A 3D fully convolutional neural network and a random walker to segment the esophagus in CT

Fechter, Tobias and Adebahr, Sonja and Baltas, Dimos and Ayed, Ismail Ben and Desrosiers, Christian and Dolz, Jose

arXiv 2017

Abstract : Purpose: Precise delineation of organs at risk is a crucial task in radiotherapy treatment planning when aiming at delivering high dose to the tumour while sparing healthy tissues. In recent years algorithms showed high performance and the possibility to automate this task for many organs. However, for some organs precise delineation remains challenging, even for human experts. One of them is the esophagus with a versatile shape and poor contrast to neighboring tissue. To tackle these issues we propose a 3D fully CNN (convolutional neural network) driven random walk approach to automatically segment the esophagus on CT images. Methods: First, a soft probability map is generated by the CNN. Then an active contour model (ACM) is fitted on the CNN soft probability map to get a first estimation of the esophagus location. The outputs of the CNN and ACM are then used in addition to a probability model based on CT Hounsfield (HU) values to drive the random walker. Evaluation and training was done on two different datasets, with a total of 50 CTs with clinically used peer reviewed esophagus contours. Results were assessed regarding spatial overlap and shape similarities. Results: The esophagus contours, generated by the proposed algorithm showed a mean Dice coefficient of 0.76 ± 0.11, an average symmetric square distance of 1.36 ± 0.90 mm and an average Hausdorff distance of 11.68 ± 6.80 compared to the reference contours.
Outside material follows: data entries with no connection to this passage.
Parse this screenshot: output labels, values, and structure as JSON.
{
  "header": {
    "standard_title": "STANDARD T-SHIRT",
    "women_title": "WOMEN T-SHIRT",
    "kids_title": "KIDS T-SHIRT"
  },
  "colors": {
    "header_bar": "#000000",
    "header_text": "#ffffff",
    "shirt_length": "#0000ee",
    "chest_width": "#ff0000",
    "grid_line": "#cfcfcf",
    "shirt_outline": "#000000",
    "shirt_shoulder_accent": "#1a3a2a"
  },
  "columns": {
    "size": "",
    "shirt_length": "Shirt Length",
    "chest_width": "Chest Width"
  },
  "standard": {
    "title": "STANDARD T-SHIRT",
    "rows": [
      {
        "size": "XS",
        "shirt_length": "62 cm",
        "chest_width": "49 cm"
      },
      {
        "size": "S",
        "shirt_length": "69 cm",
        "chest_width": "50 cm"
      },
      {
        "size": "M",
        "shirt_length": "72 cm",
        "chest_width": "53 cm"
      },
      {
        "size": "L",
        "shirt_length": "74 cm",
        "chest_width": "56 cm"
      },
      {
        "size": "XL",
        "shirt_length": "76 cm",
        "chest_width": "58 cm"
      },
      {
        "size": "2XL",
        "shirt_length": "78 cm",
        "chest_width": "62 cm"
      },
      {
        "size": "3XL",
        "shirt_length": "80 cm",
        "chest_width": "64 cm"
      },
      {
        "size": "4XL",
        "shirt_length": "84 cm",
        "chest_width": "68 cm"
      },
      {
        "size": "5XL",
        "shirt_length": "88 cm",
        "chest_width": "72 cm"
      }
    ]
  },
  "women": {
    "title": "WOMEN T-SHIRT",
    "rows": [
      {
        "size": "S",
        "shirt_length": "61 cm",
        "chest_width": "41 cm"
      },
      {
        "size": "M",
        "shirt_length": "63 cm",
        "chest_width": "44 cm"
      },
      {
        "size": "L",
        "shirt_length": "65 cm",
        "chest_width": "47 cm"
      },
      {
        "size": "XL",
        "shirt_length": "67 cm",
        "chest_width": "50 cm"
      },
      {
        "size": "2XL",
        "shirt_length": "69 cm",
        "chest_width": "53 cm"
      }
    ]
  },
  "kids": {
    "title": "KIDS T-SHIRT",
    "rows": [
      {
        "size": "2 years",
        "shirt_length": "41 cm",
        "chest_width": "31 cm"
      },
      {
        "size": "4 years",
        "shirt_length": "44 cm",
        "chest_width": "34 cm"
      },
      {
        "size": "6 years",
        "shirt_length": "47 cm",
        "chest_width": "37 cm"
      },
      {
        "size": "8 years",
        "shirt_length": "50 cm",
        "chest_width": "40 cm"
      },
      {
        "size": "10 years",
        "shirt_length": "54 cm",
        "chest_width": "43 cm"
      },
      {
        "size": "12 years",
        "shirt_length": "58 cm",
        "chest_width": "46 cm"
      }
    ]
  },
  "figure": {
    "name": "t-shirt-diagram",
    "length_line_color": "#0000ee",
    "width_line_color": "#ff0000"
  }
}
These figures translate into a very good agreement with the reference contours and an increase in accuracy compared to other methods. Conclusion: We show that by employing a CNN accurate estimations of esophagus location can be obtained and refined by a post processing random walk step taking pixel intensities and neighborhood relationships into account. One of the main advantages compared to previous methods is that our network performs convolutions in a 3D manner, fully exploiting the 3D spatial context and performing an efficient and precise volume-wise prediction. The whole segmentation process is fully automatic and yields esophagus delineations in very good agreement with the used gold standard, showing that it can compete with previously published methods. The results demonstrate the feasibility of our approach employing a CNN to drive a random walker for esophagus segmentation.